Anche Cremona ha avuto il suo Leonardo: Janello Torriani. Semisconosciuto ai giorni d’oggi, riuscì ad ammaliare i due più potenti sovrani del suo tempo, Carlo V e Filippo II di Spagna. Al suo ingegno è dedicata la mostra “Janello Torriani, Genio del Rinascimento” che si svolgerà sino al 29 gennaio 2017 nel Museo del Violino di Cremona. La retrospettiva è curata dal ricercatore Cristiano Zanetti e da Cinzia Galli, Conservatrice del Museo di Storia Naturale del Comune di Cremona.
A differenza di Leonardo, Janello Torriani non sapeva dipingere, era uomo rozzo e tutt’altro che nobile, eppure le sue grosse mani da fabbro sapevano creare meraviglie che tutta l’Europa ambiva: meccanismi sofisticatissimi, gestiti da combinazioni meccaniche elaborate che a noi oggi sono garantite dalla tecnologia più avanzata.
Dalla sua mente e dalle sue mani uscivano orologi perfetti, nelle loro decine di funzioni, e bellissimi.
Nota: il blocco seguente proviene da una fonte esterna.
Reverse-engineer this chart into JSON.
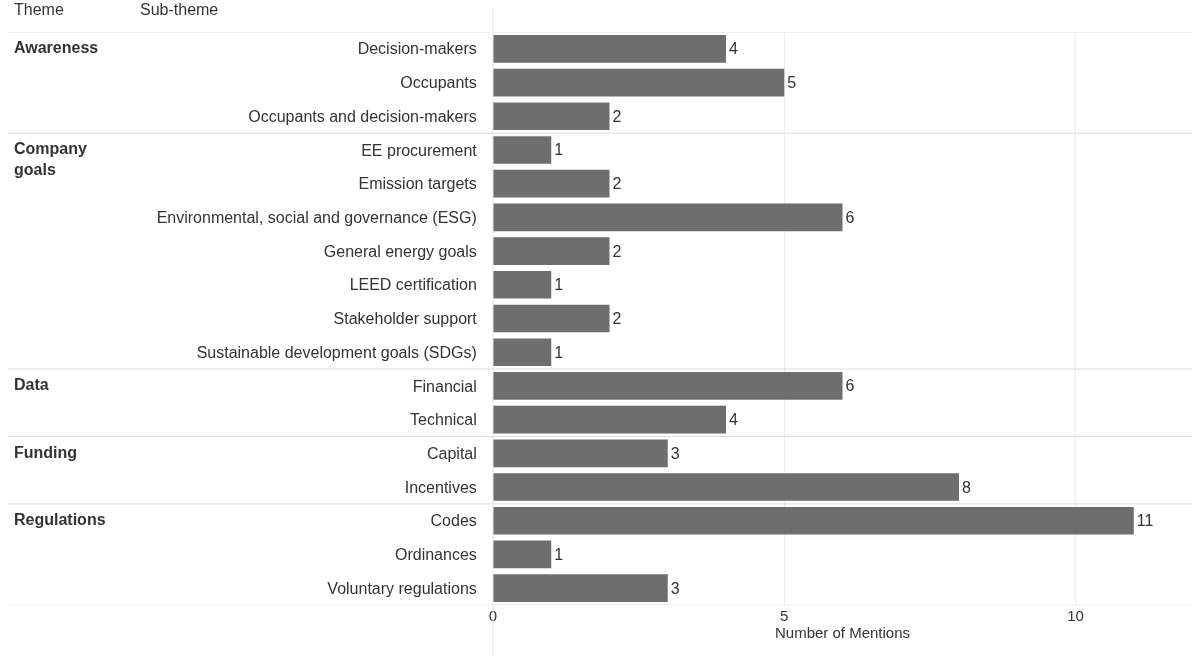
{
  "chart_data": {
    "type": "bar",
    "orientation": "horizontal",
    "categories": [
      "Decision-makers",
      "Occupants",
      "Occupants and decision-makers",
      "EE procurement",
      "Emission targets",
      "Environmental, social and governance (ESG)",
      "General energy goals",
      "LEED certification",
      "Stakeholder support",
      "Sustainable development goals (SDGs)",
      "Financial",
      "Technical",
      "Capital",
      "Incentives",
      "Codes",
      "Ordinances",
      "Voluntary regulations"
    ],
    "values": [
      4,
      5,
      2,
      1,
      2,
      6,
      2,
      1,
      2,
      1,
      6,
      4,
      3,
      8,
      11,
      1,
      3
    ],
    "color": "#6e6e6e",
    "xlabel": "Number of Mentions",
    "xlim": [
      0,
      12
    ],
    "xticks": [
      0,
      5,
      10
    ],
    "grid": "x",
    "data_labels": true,
    "annotations": [
      "Theme",
      "Sub-theme",
      "Awareness",
      "Company goals",
      "Data",
      "Funding",
      "Regulations"
    ]
  }
}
Meravigliosi automi che suscitavano l’ammirazione e lo stupore delle Corti. Fu lui a elaborare le applicazioni della sospensione cardanica tutt’ora di uso quotidiano, ma che prese il nome da un altro, il Cardano appunto. La fama di Torriani lo portò persino a partecipare alla riforma gregoriana del calendario: nessuno come lui conosceva la perfezione del tempo.
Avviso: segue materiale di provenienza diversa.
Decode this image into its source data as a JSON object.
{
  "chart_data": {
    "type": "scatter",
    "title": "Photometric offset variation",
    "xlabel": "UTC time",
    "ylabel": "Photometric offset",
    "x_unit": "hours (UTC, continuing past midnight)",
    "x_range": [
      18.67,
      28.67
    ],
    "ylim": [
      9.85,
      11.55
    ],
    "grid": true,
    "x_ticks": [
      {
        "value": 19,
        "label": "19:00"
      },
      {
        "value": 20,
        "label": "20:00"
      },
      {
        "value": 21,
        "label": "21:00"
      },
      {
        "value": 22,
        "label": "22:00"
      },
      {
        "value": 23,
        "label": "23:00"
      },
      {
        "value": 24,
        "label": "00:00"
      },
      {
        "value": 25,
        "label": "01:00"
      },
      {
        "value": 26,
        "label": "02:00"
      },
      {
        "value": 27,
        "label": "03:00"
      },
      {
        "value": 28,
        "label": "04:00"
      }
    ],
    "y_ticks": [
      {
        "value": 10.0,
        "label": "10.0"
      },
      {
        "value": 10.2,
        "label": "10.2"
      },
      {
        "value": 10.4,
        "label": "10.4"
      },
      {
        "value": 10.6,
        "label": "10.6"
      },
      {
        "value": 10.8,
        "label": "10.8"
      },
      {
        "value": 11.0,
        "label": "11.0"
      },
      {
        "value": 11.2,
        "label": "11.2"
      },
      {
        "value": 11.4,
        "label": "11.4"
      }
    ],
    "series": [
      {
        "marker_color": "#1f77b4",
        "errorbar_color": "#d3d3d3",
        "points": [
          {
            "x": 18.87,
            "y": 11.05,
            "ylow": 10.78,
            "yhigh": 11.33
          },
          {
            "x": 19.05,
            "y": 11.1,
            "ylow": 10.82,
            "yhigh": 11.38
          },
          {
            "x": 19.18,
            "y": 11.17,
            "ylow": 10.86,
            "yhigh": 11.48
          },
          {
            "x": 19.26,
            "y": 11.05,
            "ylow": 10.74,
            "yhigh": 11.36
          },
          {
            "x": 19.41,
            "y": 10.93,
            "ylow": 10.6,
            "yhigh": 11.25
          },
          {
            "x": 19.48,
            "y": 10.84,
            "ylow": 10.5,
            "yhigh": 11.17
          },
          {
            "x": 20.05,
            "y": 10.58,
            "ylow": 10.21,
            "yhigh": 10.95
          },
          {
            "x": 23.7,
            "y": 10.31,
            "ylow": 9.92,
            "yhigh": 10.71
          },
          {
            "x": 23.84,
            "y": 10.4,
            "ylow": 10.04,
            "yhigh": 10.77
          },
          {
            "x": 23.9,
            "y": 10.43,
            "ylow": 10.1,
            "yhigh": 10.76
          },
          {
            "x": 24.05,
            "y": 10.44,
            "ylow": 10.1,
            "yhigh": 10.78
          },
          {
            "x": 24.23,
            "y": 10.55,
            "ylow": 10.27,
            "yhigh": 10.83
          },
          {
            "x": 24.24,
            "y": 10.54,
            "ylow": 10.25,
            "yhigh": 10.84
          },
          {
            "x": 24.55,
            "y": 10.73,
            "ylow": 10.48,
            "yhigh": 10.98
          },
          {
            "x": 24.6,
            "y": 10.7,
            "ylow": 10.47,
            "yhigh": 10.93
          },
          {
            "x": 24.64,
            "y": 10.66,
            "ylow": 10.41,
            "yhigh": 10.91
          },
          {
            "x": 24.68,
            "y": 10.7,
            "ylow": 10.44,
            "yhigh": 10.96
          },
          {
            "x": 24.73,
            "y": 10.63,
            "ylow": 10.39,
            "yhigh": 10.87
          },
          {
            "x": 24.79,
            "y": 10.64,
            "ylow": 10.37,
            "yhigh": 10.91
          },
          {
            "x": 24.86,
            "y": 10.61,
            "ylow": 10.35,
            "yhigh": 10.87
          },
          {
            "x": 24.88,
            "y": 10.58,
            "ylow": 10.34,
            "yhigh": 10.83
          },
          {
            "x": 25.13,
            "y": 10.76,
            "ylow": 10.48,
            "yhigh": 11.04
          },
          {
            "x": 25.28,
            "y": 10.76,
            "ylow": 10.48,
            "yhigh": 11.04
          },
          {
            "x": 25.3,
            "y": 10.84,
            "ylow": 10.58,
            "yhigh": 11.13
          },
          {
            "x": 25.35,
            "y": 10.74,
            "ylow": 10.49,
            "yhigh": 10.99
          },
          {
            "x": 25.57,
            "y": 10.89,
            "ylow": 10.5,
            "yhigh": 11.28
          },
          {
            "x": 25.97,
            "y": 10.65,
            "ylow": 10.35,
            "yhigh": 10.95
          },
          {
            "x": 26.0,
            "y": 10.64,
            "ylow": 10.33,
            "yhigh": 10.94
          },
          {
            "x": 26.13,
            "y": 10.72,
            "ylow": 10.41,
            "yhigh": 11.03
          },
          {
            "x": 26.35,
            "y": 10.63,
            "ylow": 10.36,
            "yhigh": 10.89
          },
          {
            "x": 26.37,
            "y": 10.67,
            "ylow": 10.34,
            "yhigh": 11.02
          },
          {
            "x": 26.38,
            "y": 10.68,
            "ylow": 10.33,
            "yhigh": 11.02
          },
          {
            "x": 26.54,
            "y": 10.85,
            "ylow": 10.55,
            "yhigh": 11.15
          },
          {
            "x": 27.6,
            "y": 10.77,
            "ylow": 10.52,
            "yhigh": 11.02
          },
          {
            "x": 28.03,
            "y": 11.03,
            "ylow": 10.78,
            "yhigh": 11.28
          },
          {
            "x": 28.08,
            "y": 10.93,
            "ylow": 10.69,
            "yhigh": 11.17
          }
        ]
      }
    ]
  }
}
Quando Torriani sia nato nessuno lo può dire con certezza, si suppone verso il 1500. La leggenda racconta l’evento che si verificò nel preciso istante in cui Janello veniva alla luce: un fulmine squarciò il cielo per scaricarsi sull’orologio del Torrazzo. Come a presagire che quel neonato sarebbe stato indissolubilmente collegato al funzionamento degli orologi.
A quel tempo era mitico l’Astrario di Giovanni Dondi, ma il Torriani, su commissione di Carlo V, costruì il più complesso orologio planetario della storia, mosso da circa 1.800 componenti meccaniche, chiamato ‘Microcosmo’. Non a caso fu lui a inventare la prima fresatrice per la costruzione delle ruote dentate. L’impresa richiese più di vent’anni per la progettazione e tre per la costruzione.
Il cremonese non si tirava indietro davanti a nessuna sfida, neppure a ciò che pareva a tutti impossibile, come il sollevare le acque del Tago sino alla sommità dell’Alcazar di Toledo. Costruì infatti per il Re di Spagna la prima macchina ciclopica della storia che elevava acqua per cento metri di altezza, quasi come il Torrazzo di Cremona, portando 18mila litri di acqua al giorno al castello reale lungo un percorso di 300 metri.